Group	gap	isogap	break	isobreak	fragment	iso-fragment	deletion	multiple aberration a	exchange	chrom. Disintegration b
1	0	0	0	0	2	1	0	0	0	0
2	0	0	0	0	0	0	0	0	0	0
3	0	0	2	0	2	3	0	0	0	0
4	0	0	1	0	4	1	0	0	0	0
5	0	0	39	0	9	4	0	4	18	0
6	0	0	1	0	3	4	0	0	0	0

 

a More than 5 aberrations excluding gaps in one cell; exchanges (but no other aberrations) were recorded separately

b Pulverization

Applicant's summary and conclusion

Conclusions:

During the mutagenicity test described and under the experimental conditions reported, the test item did not induce chromosome damages as determined by the chromosome aberration test with bone marrow cells of the rat.
Therefore, cC6O4 AMMONIUM SALT is considered to be non-mutagenic in this chromosome aberration assay in vivo.

Executive summary:

This study was performed to investigate the potential of cC6O4 AMMONIUM SALT to induce chromosome aberrations in bone marrow cells of the rat.

The test item was formulated in sterile water. The volume administered orally was 10 ml/kg body weight (b.w.). The animals were treated once. 24 h and 48 h (only the high dose group) after the treatment the bone marrow cells were collected for chromosome

aberration analysis. 7 males per test group were evaluated for the occurrence of cytogenetic damage. Per animal 100 well spread metaphases were scored for gaps, breaks, fragments, deletions, multiple aberrations, exchanges, and chromosomal disintegrations.
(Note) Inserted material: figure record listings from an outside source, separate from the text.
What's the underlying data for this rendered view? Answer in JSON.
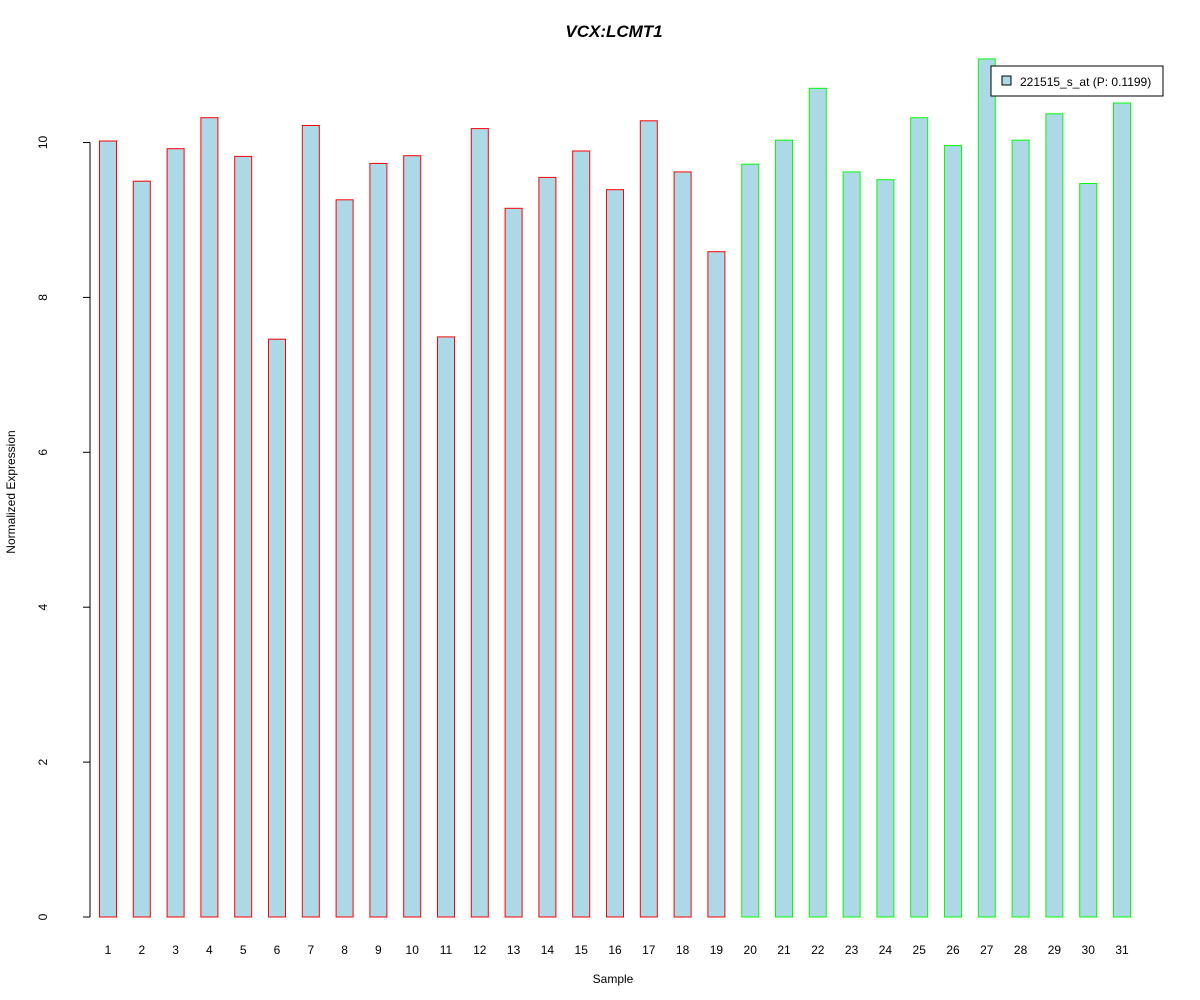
{
  "chart_data": {
    "type": "bar",
    "title": "VCX:LCMT1",
    "xlabel": "Sample",
    "ylabel": "Normalized Expression",
    "ylim": [
      0,
      11.1
    ],
    "yticks": [
      0,
      2,
      4,
      6,
      8,
      10
    ],
    "categories": [
      "1",
      "2",
      "3",
      "4",
      "5",
      "6",
      "7",
      "8",
      "9",
      "10",
      "11",
      "12",
      "13",
      "14",
      "15",
      "16",
      "17",
      "18",
      "19",
      "20",
      "21",
      "22",
      "23",
      "24",
      "25",
      "26",
      "27",
      "28",
      "29",
      "30",
      "31"
    ],
    "values": [
      10.02,
      9.5,
      9.92,
      10.32,
      9.82,
      7.46,
      10.22,
      9.26,
      9.73,
      9.83,
      7.49,
      10.18,
      9.15,
      9.55,
      9.89,
      9.39,
      10.28,
      9.62,
      8.59,
      9.72,
      10.03,
      10.7,
      9.62,
      9.52,
      10.32,
      9.96,
      11.08,
      10.03,
      10.37,
      9.47,
      10.51
    ],
    "groups": [
      1,
      1,
      1,
      1,
      1,
      1,
      1,
      1,
      1,
      1,
      1,
      1,
      1,
      1,
      1,
      1,
      1,
      1,
      1,
      2,
      2,
      2,
      2,
      2,
      2,
      2,
      2,
      2,
      2,
      2,
      2
    ],
    "colors": {
      "title": "#0000cc",
      "bar_fill": "#add8e6",
      "group1_border": "#ff0000",
      "group2_border": "#00ff00"
    },
    "legend": {
      "position": "top-right",
      "label": "221515_s_at (P: 0.1199)"
    },
    "grid": false
  }
}
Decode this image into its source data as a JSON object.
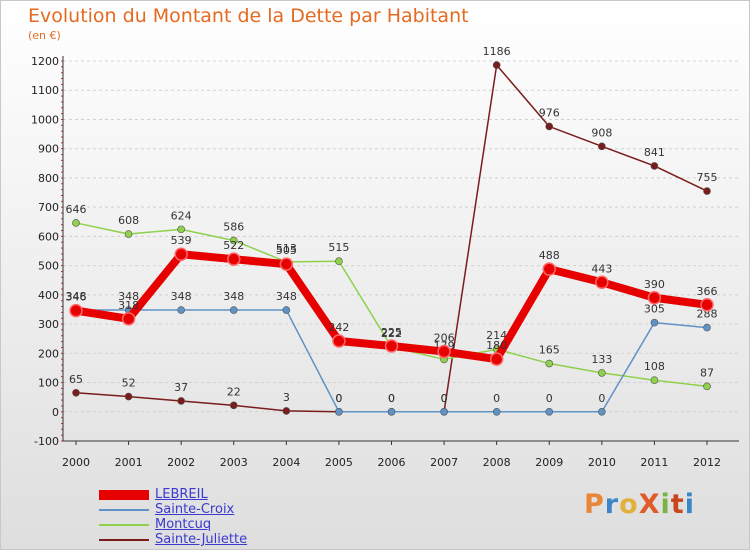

The test item was investigated in this cytogenetic assay at the following doses:

Males: 312.5, 625, and 1250 mg/kg b.w.

The maximum doses for the cytogenetic assay were determined in a pre-experiment for toxicity. 1250 mg/kg b.w. was estimated as to be close to the maximum tolerated doses. The animals treated with this dose showed clinical signs like a reduction in spontaneous activity, ruffled fur and hunchback posture indicating bioavailability of the test item.

No relevant reduction of the mitotic indices could be observed after treatment with the test item, indicating that the test item at the indicated concentrations was not cytotoxic in the bone marrow.

No statistically significant increase in the frequency of aberrant cells occurred after treatment with the test item as compared to the vehicle control.

An appropriate reference mutagen (cyclophosphamide) was used as positive control and showed a distinct and statistically significant increase of induced aberration frequency.

In conclusion, it can be stated that during the mutagenicity test described and under the experimental conditions reported, the test item did not induce chromosome mutations as determined by the chromosome aberration test with bone marrow cells of the rat.

Therefore, cC6O4 AMMONIUM SALT is considered to be non-mutagenic in this chromosome aberration assay in vivo.